Coast Guard urges owners to label their paddlecraft
SEATTLE — In the month of July search and rescue crews responded to an average of one unmanned-adrift paddlecraft in the Puget Sound region every day, and now the Coast Guard seeks the help of all owners of kayaks, canoes and other paddlecraft to label their vessel with essential contact information.
Every unmanned-adrift paddlecraft is treated as a potential distress situation, however, when the craft is properly labelled the situation can often be quickly resolved with a phone call to the vessel owner, which minimizes personnel fatigue and negative impacts on crew readiness.

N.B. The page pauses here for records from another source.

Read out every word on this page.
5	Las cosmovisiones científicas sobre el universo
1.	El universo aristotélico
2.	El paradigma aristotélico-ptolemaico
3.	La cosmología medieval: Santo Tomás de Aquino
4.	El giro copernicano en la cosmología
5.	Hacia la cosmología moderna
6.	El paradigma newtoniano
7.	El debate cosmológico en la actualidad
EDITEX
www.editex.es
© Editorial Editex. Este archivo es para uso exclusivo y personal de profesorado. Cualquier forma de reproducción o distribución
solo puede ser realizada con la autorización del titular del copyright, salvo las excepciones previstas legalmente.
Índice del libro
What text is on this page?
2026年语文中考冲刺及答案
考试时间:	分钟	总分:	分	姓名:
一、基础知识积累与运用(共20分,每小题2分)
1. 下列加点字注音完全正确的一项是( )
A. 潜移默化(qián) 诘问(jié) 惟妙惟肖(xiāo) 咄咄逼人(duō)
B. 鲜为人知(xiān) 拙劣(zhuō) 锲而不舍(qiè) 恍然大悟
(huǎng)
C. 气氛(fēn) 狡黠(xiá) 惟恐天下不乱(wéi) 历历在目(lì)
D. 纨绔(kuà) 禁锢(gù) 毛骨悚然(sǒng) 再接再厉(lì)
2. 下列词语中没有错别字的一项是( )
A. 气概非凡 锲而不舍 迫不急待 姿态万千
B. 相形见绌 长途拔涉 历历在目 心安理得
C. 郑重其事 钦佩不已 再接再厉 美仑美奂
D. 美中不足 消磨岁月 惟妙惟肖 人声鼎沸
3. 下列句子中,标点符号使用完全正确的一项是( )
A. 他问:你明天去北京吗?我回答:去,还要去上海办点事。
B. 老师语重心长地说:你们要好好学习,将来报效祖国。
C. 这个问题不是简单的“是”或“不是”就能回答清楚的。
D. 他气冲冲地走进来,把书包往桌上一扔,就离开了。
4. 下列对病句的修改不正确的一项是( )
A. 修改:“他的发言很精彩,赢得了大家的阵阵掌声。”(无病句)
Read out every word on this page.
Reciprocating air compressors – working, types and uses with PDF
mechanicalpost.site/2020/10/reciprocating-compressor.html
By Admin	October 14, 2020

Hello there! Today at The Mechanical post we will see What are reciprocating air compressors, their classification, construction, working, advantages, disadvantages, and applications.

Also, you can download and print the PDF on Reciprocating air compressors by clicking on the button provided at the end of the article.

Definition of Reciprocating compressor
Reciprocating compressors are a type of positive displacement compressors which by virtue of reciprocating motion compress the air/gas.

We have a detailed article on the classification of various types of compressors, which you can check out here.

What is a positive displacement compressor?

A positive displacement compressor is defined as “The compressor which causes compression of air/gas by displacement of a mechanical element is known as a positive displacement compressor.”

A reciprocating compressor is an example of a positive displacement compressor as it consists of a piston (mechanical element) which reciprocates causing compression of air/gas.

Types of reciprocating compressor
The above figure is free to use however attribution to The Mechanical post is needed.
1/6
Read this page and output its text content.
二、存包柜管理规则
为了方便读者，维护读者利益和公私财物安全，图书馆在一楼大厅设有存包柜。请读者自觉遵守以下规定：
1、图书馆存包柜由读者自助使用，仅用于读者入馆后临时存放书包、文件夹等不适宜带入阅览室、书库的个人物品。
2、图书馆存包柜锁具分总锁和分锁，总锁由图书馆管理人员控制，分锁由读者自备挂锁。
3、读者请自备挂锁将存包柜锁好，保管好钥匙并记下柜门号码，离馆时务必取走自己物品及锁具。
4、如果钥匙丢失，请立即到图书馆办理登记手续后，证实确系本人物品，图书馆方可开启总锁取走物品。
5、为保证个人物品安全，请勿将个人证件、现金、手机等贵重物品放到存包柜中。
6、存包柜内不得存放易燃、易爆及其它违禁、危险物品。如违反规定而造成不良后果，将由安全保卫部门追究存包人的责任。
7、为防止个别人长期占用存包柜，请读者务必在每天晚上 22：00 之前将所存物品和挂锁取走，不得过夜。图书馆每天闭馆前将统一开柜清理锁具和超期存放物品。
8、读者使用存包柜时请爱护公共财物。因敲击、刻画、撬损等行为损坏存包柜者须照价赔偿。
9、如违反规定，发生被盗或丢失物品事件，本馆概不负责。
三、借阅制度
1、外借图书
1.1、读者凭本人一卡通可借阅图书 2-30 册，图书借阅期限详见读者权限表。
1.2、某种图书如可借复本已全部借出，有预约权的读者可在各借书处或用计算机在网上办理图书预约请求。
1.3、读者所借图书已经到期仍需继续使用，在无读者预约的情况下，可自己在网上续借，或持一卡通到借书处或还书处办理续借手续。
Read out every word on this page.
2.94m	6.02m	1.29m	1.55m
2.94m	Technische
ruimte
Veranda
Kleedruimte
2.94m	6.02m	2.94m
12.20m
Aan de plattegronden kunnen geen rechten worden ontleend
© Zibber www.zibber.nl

Paddlecraft owners should label their vessel using a permanent or waterproof marker covered with clear waterproof tape for increased durability, or check with their local outdoor recreation retailer or Coast Guard Auxiliary Flotilla to obtain a Paddle Smart Identification Sticker. At the very least the label should include the name of the owner, a number to reach them and a secondary point of contact.
In 60 percent of the responses the owner or reason for the adrift vessel was never found and the search was suspended with no signs of distress. In 25 percent of the responses the owner is found or they contacted the Coast Guard to state they had lost their craft. In 15 percent of the responses, the vessel was presumed abandoned/derelict based on damage or signs of age.
Helicopter crews and boat crews individually search an average of two hours per response with a similar amount of search-time spent by other government agency personnel, as well as an additional four hours of investigation by Coast Guard command center and 911 center personnel.